This paper reports on a novel method for LiDAR odometry estimation, which completely parameterizes the system with dual quaternions. To accomplish this, the features derived from the point cloud, including edges, surfaces, and Stable Triangle Descriptor (STD), along with the optimization problem, are expressed in the dual quaternion set. This approach enables the direct combination of translation and orientation errors via dual quaternion operations, greatly enhancing pose estimation, as demonstrated in comparative experiments against other state-of-the-art methods. Our approach reduced drift error compared to other LiDAR-only-odometry methods, especially in scenarios with sharp curves and aggressive movements with large angular displacement. DualQuat-LOAM is benchmarked against several public datasets. In the KITTI dataset it has a translation and rotation error of 0.79% and 0.0039{\deg}/m, with an average run time of 53 ms.

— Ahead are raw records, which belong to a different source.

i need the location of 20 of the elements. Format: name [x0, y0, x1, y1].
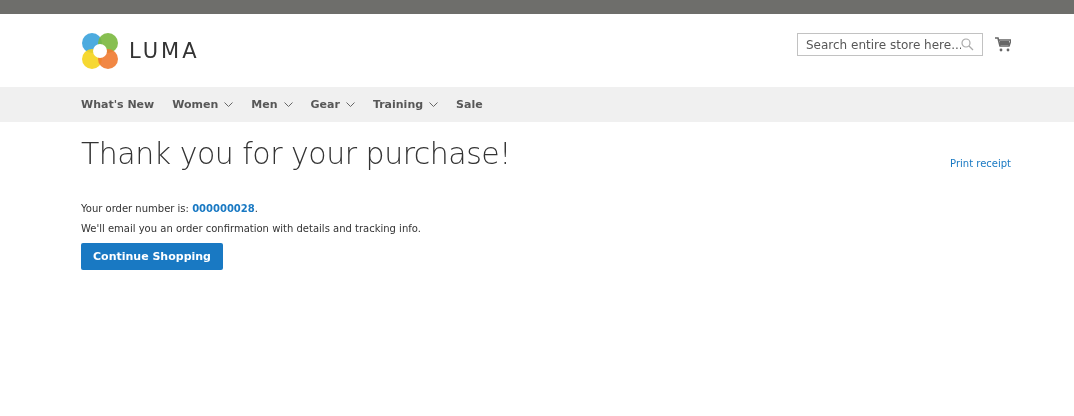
- order-number-link[interactable]: 000000028: [192, 203, 255, 214]
- logo-text[interactable]: LUMA: [129, 38, 200, 63]
- logo-icon[interactable]: [81, 31, 119, 70]
- email-note: We'll email you an order confirmation with details and tracking info.: [81, 223, 422, 234]
- nav-item[interactable]: Men: [251, 98, 293, 111]
- chevron-down-icon[interactable]: [429, 101, 439, 108]
- cart-icon[interactable]: [995, 37, 1011, 52]
- chevron-down-icon[interactable]: [224, 101, 234, 108]
- chevron-down-icon[interactable]: [345, 101, 355, 108]
- nav-item[interactable]: What's New: [81, 98, 155, 111]
- search-field[interactable]: Search entire store here...: [797, 33, 983, 56]
- print-receipt-link[interactable]: Print receipt: [950, 158, 1011, 169]
- nav-item[interactable]: Women: [172, 98, 234, 111]
- chevron-down-icon[interactable]: [283, 101, 293, 108]
- nav-item[interactable]: Sale: [456, 98, 483, 111]
- nav-item[interactable]: Gear: [310, 98, 355, 111]
- page-title: Thank you for your purchase!: [81, 136, 511, 171]
- continue-shopping-button[interactable]: Continue Shopping: [81, 243, 223, 270]
- order-number-text: Your order number is: 000000028.: [81, 203, 259, 214]
- nav-item[interactable]: Training: [372, 98, 439, 111]
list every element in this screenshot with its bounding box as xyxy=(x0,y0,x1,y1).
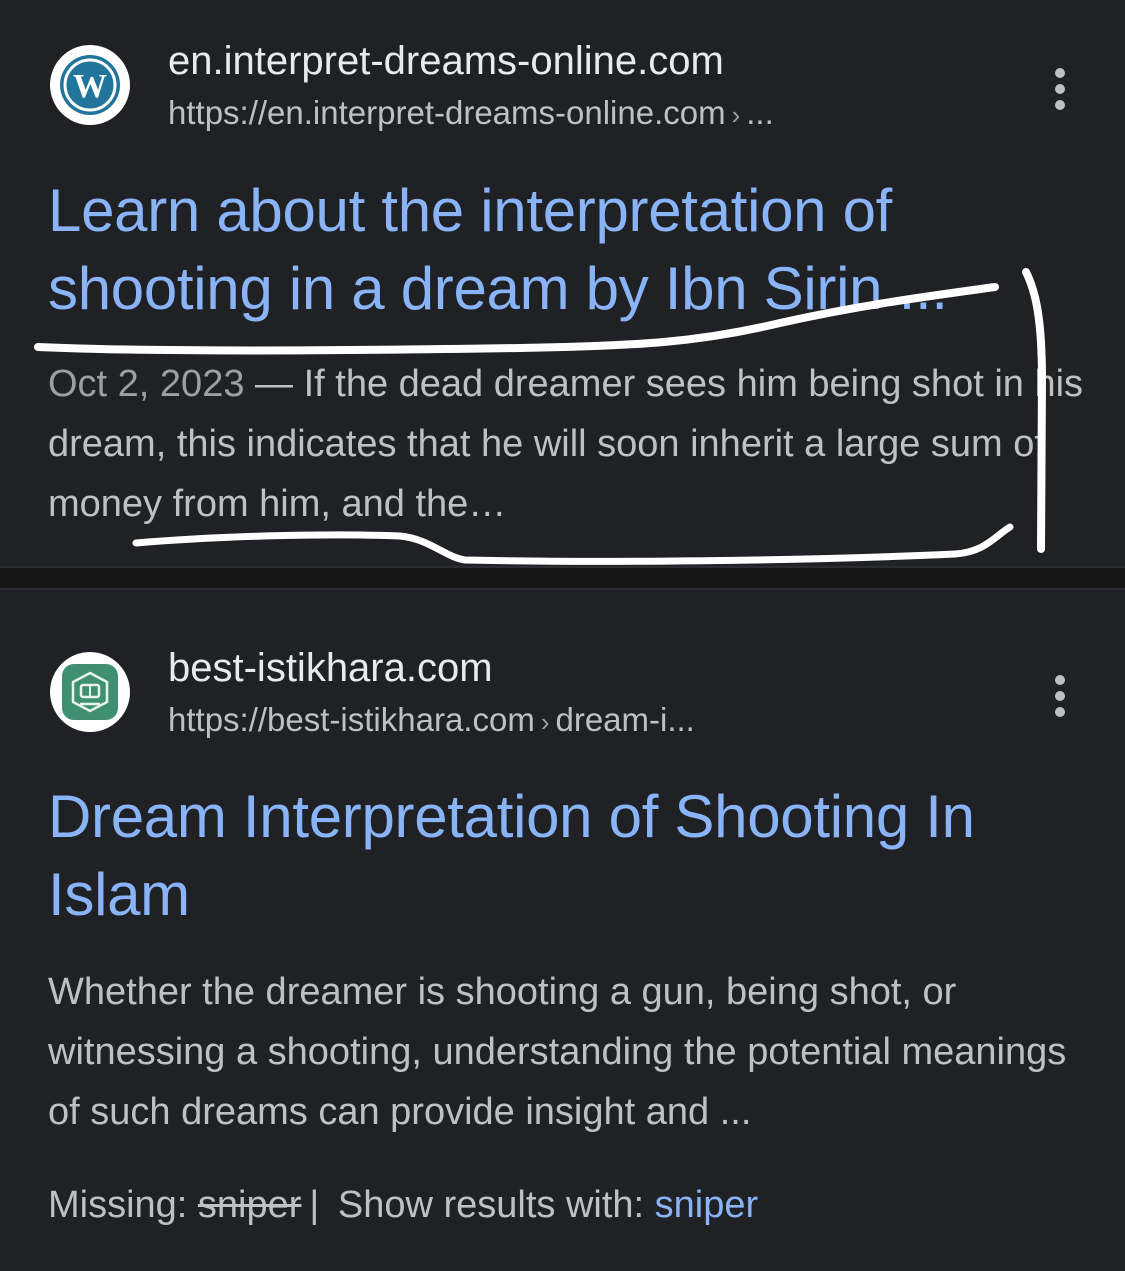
wordpress-logo-icon[interactable]: W xyxy=(50,45,130,125)
show-results-with-link[interactable]: sniper xyxy=(655,1184,759,1226)
result-divider xyxy=(0,566,1125,590)
missing-term: sniper xyxy=(197,1184,302,1226)
missing-terms-bar: Missing: sniper | Show results with: snip… xyxy=(48,1180,758,1230)
show-results-label: Show results with: xyxy=(327,1184,655,1226)
istikhara-logo-icon[interactable] xyxy=(50,652,130,732)
wordpress-logo-icon-graphic: W xyxy=(60,55,120,115)
url-base: https://best-istikhara.com xyxy=(168,701,535,738)
url-tail: ... xyxy=(746,94,774,131)
result-snippet: Oct 2, 2023 — If the dead dreamer sees h… xyxy=(48,354,1088,534)
result-snippet: Whether the dreamer is shooting a gun, b… xyxy=(48,971,1067,1133)
url-tail: dream-i... xyxy=(555,701,695,738)
more-options-icon[interactable] xyxy=(1040,59,1080,119)
search-results-page: W en.interpret-dreams-online.com https:/… xyxy=(0,0,1125,1271)
result-title-link[interactable]: Learn about the interpretation of shooti… xyxy=(48,172,1068,328)
more-options-icon[interactable] xyxy=(1040,666,1080,726)
istikhara-logo-icon-graphic xyxy=(62,664,118,720)
svg-text:W: W xyxy=(73,68,107,105)
chevron-right-icon: › xyxy=(731,100,741,130)
result-date: Oct 2, 2023 xyxy=(48,363,245,405)
site-name[interactable]: en.interpret-dreams-online.com xyxy=(168,37,724,85)
chevron-right-icon: › xyxy=(540,707,550,737)
site-url[interactable]: https://en.interpret-dreams-online.com ›.… xyxy=(168,93,774,135)
site-name[interactable]: best-istikhara.com xyxy=(168,644,493,692)
missing-divider: | xyxy=(309,1184,320,1226)
search-result: W en.interpret-dreams-online.com https:/… xyxy=(0,0,1125,566)
divider-line xyxy=(0,566,1125,568)
site-url[interactable]: https://best-istikhara.com › dream-i... xyxy=(168,700,695,742)
search-result: best-istikhara.com https://best-istikhar… xyxy=(0,590,1125,1271)
result-title-link[interactable]: Dream Interpretation of Shooting In Isla… xyxy=(48,778,1068,934)
missing-label: Missing: xyxy=(48,1184,198,1226)
url-base: https://en.interpret-dreams-online.com xyxy=(168,94,726,131)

翻译：本文提出了一种新颖的激光雷达里程计估计方法，该方法完全使用对偶四元数对系统进行参数化。为实现此目标，从点云提取的特征（包括边缘、平面和稳定三角形描述符（STD））以及优化问题均在对偶四元数集合中表达。这种方法能够通过对偶四元数运算直接结合平移与旋转误差，从而显著提升了位姿估计性能，这在与其它先进方法的对比实验中得到了验证。相较于其他仅使用激光雷达的里程计方法，我们的方法降低了漂移误差，尤其是在存在急转弯和具有大角度位移的剧烈运动场景中。DualQuat-LOAM 在多个公开数据集上进行了基准测试。在 KITTI 数据集中，其平移和旋转误差分别为 0.79% 和 0.0039{\deg}/m，平均运行时间为 53 毫秒。